Fattouche believes governments and corporations have a responsibility to fund research that creates jobs. In his view, translating the Dead Sea Scrolls or exploring the migration patterns of Laplanders are research luxuries that can only be afforded if the Canadian economy is outpacing its global competitors. But, what does this somewhat Darwinian approach to research hold for scholars whose work has little commercial cachet? Like the aphorism “if you think education is expensive, try ignorance,” we should be asking not whether we can afford to fund non-commercial research, but whether we can afford not to.

The general consensus is that if current trends continue, research that does not attract the corporate eye will get left behind.

Stachel, the diamond researcher, says, “I am fearful that curiosity-driven research will be sacrificed because it won’t be able to attract industry sponsors. It will become difficult to do great research without corporate partners, especially if governments continue to require matching funds.” Hudema, the activist, now working on a documentary to expose the effects of corporatism on Canadian campuses, says, “universities are falling prey to the corporate model. We must act now to reinstate the integrity and independence of publicly funded education in this province.”
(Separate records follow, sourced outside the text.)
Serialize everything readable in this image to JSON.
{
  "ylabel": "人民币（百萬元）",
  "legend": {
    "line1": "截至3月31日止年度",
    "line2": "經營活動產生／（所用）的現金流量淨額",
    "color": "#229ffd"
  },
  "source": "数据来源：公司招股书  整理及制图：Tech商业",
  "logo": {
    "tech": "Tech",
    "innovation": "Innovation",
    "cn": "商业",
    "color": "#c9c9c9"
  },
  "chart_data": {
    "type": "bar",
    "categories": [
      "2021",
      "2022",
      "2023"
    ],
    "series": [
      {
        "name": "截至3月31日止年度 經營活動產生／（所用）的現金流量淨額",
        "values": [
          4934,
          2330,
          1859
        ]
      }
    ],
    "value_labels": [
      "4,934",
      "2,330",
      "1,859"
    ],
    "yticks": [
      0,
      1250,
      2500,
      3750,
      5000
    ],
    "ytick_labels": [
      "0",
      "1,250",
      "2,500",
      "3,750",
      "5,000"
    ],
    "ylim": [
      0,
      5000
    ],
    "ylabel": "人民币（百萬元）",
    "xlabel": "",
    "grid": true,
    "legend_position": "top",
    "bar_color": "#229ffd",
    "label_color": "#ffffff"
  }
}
Are Alberta’s universities destined to a future dominated by public/private partnerships and untold corporate influence over their research agendas? Will academic freedom, research integrity and public trust be placed on scholarship’s endangered list? Before answering, Alberta’s universities, and those who love them, should seek inspiration from their mottoes: “I will lift up my eyes” (Mo Shùile Togam Suas—University of Calgary), “Whatsoever things be true” (Quaecumque Vera—University of Alberta), “Let there be light” (Fiat Lux—University of Lethbridge). May the spirit of inquiry, the quest for truth and the search for knowledge prevail.

Alison Azer is a writer, researcher and activist exploring the incongruity of corporate dominance and citizen leadership. She recently returned to her native Alberta from Vancouver and is stunned by the supersized parking spots here in SUV-friendly wild rose country.